This repository is the official implementation of Compressing Images by Encoding Their Latent Representations with Relative Entropy Coding.

Requirements

The project is structured as a python package, and should be installed as such. Concretely, once the repository has been cloned, navigate to its root directory and using the appropriate python environment, run

> pip install -r requirements.txt

Datasets

We used the Cifar10, ImageNet32, CLIC 2018 and Kodak datasets for our experiments. Cifar10 and ImageNet32 are readily available on tensorflow/datasets and will be automatically downloaded to your computer once you run the training or evaluation code.

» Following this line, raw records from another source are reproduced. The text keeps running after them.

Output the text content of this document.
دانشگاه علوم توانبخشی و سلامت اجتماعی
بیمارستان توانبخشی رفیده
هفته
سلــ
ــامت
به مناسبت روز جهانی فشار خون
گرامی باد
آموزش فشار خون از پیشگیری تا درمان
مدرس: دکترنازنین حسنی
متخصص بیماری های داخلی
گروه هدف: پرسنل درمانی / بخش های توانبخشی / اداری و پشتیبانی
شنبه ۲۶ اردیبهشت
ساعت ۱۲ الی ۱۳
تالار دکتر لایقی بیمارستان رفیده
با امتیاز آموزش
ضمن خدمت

The CLIC 2018 dataset is available at https://data.vision.ee.ethz.ch/cvl/clic/professional_train.zip

The Kodak dataset is available at http://r0k.us/graphics/kodak/

Project Layout

The code was written and tested using Python 3.6. The code uses the Sacred framework for running the experiments, therefore the configuration options for any of the example files presented below can be displayed by running

python <experiment_file.py> print_config

The project files can be found in the rec directory. In particular, the implementation of iREC can be found in rec/coding, and the implementation of the VAE models can be found in rec/models.

The experiments can be found in the examples directory.

Training

RVAEs for Lossless Compression

Assuming you wish to save the model to <model/save/path> and the datasets should be downloaded to <datasets/base/path>, to train the RVAE used in the experiments presented in the paper, run

python examples/lossless/train_generative_model.py with model=resnet_vae num_res_blocks=24 \
       model_save_base_dir=<model/save/path> dataset_info.dataset_name=<cifar10/imagenet32> \
       dataset_info.dataset_base_path=<datasets/base/path> iters=500000 lamb=0.1

For more information on RVAEs, see Kingma et al. (2016).

Two Level VAE for Lossy Compression

Using similar assumption about model save paths and dataset paths as above, the two level VAE used in the paper can be trained by running

python examples/lossy/train_lossy_model.py with model=large_level_2_vae \
       model_save_base_dir=<model/save/path> dataset.dataset_name=<cifar10/imagenet32> \
       dataset.dataset_base_path=<datasets/base/path> loss_fn=mse iters=200000 beta=0.01 

Note: the parameter beta corresponds to lambda = {0.001, 0.003, 0.01, 0.03, 0.05} in the paper. For more information about the architecture and its components see Ballé et al. (2016) and Ballé et al. (2018).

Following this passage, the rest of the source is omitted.